Cosmological model in Finsler-Kropina geometrical framework with weak-field anisotropy and observational data

Abstract

This study explores the role of Finsler geometry in cosmology incorporating weak-field anisotropy through the Finsler-Kropina framework and the osculating Riemannian metric approach. The model naturally modifies the spacetime structure introducing anisotropic effects that influence cosmic expansion and energy conservation. By deriving the modified Friedmann equations we test their observational viability using observational datasets including cosmic chronometers, baryon acoustic oscillations and the Pantheon+ supernovae dataset. The results from MCMC analysis show deviations from the ΛCDM model particularly in the evolution of the Hubble parameter, matter density, and dark energy density.

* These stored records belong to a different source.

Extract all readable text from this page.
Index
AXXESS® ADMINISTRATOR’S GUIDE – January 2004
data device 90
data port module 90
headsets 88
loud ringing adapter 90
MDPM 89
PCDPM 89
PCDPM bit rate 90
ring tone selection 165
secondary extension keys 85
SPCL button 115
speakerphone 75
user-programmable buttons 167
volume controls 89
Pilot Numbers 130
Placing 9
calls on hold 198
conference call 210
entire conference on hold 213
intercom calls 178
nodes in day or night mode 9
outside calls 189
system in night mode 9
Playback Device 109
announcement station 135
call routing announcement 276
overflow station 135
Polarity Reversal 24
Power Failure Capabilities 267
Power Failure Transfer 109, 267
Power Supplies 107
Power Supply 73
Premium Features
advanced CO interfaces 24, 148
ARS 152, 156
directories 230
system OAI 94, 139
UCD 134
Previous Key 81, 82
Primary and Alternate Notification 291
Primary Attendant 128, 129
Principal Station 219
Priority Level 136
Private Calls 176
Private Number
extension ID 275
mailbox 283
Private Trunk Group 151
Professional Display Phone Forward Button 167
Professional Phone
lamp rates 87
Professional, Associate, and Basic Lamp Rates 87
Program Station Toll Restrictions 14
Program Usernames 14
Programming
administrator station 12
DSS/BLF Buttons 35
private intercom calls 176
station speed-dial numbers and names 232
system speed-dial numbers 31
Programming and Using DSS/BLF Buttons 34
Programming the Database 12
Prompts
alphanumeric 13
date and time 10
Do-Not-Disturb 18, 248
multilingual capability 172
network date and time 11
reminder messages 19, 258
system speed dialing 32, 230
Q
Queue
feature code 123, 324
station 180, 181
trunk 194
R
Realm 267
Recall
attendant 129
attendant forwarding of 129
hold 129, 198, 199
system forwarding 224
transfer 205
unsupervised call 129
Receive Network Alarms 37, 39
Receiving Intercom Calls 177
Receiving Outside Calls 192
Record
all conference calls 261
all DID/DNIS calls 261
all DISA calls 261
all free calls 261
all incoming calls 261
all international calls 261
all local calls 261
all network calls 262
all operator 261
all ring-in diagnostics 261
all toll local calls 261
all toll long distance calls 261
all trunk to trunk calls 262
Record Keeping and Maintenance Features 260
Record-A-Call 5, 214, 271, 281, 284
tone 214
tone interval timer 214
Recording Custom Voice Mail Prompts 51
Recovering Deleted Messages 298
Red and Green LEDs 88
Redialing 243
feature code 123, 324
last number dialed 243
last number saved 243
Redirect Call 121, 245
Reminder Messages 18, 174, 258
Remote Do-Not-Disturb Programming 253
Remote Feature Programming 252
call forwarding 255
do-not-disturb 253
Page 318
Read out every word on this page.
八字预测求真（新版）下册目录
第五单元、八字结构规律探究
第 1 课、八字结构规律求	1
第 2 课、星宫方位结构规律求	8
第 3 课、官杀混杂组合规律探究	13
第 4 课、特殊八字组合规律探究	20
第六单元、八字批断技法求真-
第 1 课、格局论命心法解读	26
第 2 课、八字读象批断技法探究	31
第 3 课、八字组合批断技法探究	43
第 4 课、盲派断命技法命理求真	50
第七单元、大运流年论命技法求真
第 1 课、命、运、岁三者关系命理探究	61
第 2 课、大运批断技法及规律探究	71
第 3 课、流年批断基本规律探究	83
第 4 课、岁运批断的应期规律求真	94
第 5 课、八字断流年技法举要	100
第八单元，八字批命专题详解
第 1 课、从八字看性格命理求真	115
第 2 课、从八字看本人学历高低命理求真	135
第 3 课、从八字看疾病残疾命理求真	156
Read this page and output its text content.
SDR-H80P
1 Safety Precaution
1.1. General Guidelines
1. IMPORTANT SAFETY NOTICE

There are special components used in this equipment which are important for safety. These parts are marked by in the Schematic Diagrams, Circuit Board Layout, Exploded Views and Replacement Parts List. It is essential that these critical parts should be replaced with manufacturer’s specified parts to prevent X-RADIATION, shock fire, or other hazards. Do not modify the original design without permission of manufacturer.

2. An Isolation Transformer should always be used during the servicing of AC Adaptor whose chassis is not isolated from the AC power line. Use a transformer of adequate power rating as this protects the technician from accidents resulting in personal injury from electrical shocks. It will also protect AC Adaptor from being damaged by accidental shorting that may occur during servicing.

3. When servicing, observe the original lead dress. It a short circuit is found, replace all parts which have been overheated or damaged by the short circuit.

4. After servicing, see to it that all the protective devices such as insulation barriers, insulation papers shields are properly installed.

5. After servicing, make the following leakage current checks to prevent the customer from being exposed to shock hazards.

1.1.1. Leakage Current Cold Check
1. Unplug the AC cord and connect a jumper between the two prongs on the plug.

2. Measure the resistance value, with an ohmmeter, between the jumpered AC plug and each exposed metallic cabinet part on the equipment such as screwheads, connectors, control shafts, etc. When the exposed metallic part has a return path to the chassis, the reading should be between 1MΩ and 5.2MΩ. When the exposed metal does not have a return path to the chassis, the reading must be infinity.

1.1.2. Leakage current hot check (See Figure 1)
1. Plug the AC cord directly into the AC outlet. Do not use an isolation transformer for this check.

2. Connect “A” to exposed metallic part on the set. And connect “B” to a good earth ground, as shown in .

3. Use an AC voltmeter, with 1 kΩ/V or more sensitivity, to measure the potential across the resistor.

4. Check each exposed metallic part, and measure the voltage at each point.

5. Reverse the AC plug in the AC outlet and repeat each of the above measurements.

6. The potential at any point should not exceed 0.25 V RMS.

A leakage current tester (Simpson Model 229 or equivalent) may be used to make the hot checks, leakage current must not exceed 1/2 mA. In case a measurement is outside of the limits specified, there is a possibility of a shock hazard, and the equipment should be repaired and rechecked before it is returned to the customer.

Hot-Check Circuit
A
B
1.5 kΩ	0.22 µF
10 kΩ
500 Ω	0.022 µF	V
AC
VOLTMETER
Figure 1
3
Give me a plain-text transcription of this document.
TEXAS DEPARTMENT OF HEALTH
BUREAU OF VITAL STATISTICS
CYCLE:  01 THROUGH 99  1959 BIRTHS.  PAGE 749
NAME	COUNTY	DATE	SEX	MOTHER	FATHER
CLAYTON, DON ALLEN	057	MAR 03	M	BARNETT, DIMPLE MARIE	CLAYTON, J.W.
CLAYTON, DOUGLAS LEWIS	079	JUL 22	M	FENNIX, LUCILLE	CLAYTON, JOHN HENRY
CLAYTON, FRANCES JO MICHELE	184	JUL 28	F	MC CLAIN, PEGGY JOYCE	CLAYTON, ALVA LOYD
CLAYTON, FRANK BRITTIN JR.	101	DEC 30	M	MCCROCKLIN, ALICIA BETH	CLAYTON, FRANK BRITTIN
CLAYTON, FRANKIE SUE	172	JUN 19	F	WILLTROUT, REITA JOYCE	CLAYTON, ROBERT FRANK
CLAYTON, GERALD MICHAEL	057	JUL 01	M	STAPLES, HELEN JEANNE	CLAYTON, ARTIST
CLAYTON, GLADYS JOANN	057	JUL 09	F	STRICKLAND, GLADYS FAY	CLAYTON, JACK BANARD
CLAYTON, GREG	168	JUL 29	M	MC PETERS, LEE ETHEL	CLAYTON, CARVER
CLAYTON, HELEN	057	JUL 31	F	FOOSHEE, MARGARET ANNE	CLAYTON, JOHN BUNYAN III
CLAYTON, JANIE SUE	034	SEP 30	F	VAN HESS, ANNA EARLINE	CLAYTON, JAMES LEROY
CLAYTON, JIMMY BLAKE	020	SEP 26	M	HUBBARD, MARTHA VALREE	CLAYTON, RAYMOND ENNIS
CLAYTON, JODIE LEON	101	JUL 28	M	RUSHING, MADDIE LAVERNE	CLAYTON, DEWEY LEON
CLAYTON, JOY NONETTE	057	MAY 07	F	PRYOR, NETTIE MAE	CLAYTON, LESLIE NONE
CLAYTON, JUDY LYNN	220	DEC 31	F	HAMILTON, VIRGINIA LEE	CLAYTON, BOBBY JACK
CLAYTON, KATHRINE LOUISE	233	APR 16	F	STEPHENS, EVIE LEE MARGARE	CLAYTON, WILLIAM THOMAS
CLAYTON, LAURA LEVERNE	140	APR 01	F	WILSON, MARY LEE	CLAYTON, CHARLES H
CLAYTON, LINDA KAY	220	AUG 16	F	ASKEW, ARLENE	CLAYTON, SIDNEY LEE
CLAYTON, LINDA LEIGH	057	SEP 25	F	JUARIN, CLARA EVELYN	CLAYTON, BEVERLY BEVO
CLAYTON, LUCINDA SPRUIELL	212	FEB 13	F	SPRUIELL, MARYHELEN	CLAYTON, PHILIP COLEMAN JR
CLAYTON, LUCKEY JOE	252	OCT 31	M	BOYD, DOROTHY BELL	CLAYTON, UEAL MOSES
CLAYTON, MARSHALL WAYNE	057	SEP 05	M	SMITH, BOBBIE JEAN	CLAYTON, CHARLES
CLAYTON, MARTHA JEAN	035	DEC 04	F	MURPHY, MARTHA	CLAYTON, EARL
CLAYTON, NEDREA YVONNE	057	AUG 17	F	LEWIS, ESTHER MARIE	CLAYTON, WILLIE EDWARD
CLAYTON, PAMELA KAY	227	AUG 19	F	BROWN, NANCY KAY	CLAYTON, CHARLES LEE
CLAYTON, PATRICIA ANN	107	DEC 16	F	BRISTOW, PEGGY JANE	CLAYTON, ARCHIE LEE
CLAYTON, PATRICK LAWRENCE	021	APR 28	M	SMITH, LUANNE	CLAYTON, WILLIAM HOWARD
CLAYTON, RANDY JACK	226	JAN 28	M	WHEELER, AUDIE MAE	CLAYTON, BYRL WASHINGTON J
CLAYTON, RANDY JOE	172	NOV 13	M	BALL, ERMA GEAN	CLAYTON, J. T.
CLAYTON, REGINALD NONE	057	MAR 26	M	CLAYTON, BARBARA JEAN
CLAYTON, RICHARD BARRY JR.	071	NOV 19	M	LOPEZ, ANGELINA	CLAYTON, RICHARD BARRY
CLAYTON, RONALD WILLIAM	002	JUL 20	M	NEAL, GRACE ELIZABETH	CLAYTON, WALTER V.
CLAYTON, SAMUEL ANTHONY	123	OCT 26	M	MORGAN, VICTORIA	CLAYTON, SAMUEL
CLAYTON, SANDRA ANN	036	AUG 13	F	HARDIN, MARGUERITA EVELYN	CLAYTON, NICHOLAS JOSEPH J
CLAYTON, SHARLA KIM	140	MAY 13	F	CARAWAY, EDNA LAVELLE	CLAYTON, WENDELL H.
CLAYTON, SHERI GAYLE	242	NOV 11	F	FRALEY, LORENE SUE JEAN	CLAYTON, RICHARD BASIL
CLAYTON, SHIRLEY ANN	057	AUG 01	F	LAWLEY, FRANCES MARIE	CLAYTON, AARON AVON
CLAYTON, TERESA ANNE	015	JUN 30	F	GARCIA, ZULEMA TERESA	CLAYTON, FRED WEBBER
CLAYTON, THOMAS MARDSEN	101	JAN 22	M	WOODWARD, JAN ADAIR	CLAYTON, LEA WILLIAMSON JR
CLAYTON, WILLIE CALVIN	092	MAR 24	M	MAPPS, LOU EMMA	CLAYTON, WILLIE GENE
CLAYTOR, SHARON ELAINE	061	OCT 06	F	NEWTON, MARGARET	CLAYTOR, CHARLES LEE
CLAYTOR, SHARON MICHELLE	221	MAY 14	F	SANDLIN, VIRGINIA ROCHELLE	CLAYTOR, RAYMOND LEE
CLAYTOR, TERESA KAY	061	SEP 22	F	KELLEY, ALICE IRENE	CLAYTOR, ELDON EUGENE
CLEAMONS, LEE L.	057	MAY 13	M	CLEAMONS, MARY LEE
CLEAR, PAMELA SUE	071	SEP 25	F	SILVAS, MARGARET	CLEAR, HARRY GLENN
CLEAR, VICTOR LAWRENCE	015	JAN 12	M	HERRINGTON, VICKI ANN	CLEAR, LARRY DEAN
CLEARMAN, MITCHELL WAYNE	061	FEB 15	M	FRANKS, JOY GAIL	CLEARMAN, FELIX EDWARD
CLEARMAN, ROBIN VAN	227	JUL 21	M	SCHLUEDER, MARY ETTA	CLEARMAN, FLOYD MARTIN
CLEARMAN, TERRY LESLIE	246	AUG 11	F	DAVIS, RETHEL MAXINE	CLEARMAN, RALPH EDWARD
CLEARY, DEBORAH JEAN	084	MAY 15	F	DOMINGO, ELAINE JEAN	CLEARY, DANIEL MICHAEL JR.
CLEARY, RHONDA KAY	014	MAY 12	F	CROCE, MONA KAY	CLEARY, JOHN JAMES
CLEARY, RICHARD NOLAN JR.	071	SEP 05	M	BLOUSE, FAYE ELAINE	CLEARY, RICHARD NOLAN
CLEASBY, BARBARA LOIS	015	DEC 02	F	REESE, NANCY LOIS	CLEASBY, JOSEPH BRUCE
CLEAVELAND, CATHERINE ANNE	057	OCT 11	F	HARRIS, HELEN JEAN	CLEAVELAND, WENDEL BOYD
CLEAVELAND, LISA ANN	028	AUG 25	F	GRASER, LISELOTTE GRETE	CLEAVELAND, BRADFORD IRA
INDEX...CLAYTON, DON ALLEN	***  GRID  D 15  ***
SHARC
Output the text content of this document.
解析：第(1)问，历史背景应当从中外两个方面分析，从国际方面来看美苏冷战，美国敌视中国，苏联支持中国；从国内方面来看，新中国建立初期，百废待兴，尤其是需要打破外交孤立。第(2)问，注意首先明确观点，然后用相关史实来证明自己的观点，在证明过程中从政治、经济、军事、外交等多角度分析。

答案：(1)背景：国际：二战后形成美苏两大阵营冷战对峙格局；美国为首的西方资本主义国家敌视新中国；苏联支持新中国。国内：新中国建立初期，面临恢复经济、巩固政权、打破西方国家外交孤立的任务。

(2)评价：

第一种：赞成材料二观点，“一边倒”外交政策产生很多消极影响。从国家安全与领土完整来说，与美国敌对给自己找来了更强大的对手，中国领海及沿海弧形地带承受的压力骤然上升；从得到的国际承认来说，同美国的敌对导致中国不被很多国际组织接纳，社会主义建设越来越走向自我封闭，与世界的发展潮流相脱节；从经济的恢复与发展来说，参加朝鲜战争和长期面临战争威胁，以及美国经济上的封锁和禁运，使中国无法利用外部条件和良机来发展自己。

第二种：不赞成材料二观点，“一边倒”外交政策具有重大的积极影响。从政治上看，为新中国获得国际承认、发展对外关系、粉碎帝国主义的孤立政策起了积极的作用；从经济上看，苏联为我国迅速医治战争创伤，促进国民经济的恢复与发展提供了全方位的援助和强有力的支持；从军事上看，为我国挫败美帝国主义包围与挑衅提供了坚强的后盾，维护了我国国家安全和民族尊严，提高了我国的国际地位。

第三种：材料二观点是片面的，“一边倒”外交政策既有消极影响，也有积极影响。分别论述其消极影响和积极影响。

Compared to ΛCDM, the anisotropic model predicts a lower matter density parameter ${\Omega }_{m0}$ a reduced dark energy density ${\Omega }_{\Lambda }$, and a nonzero spatial curvature ${\Omega }_K$ indicating fundamental geometric differences. The deceleration parameter $q\left(0\right)=-0.57\pm 0.001$ confirms an accelerated expansion with a transition redshift $z_{tr}\approx 0.77$, aligning with observational estimates. The state-finder diagnostics reveal a transition from a Chaplygin gas-like phase to a quintessence regime before asymptotically approaching ΛCDM demonstrating a dynamic evolution influenced by anisotropic corrections. The $Om\left(z\right)$ diagnostic suggests phantom-like behavior at higher redshifts gradually stabilizing towards ΛCDM at late times. We show that the geometry-induced effective dark energy term ${\Omega }_{\xi }$ can be interpreted as a geometric component of dark energy, effectively driving late-time acceleration without invoking additional exotic matter fields. These findings highlight the significance of Finsler geometry in extending standard cosmology and suggest that anisotropic effects provide a geometric interpretation of dark energy while maintaining consistency with observational constraints.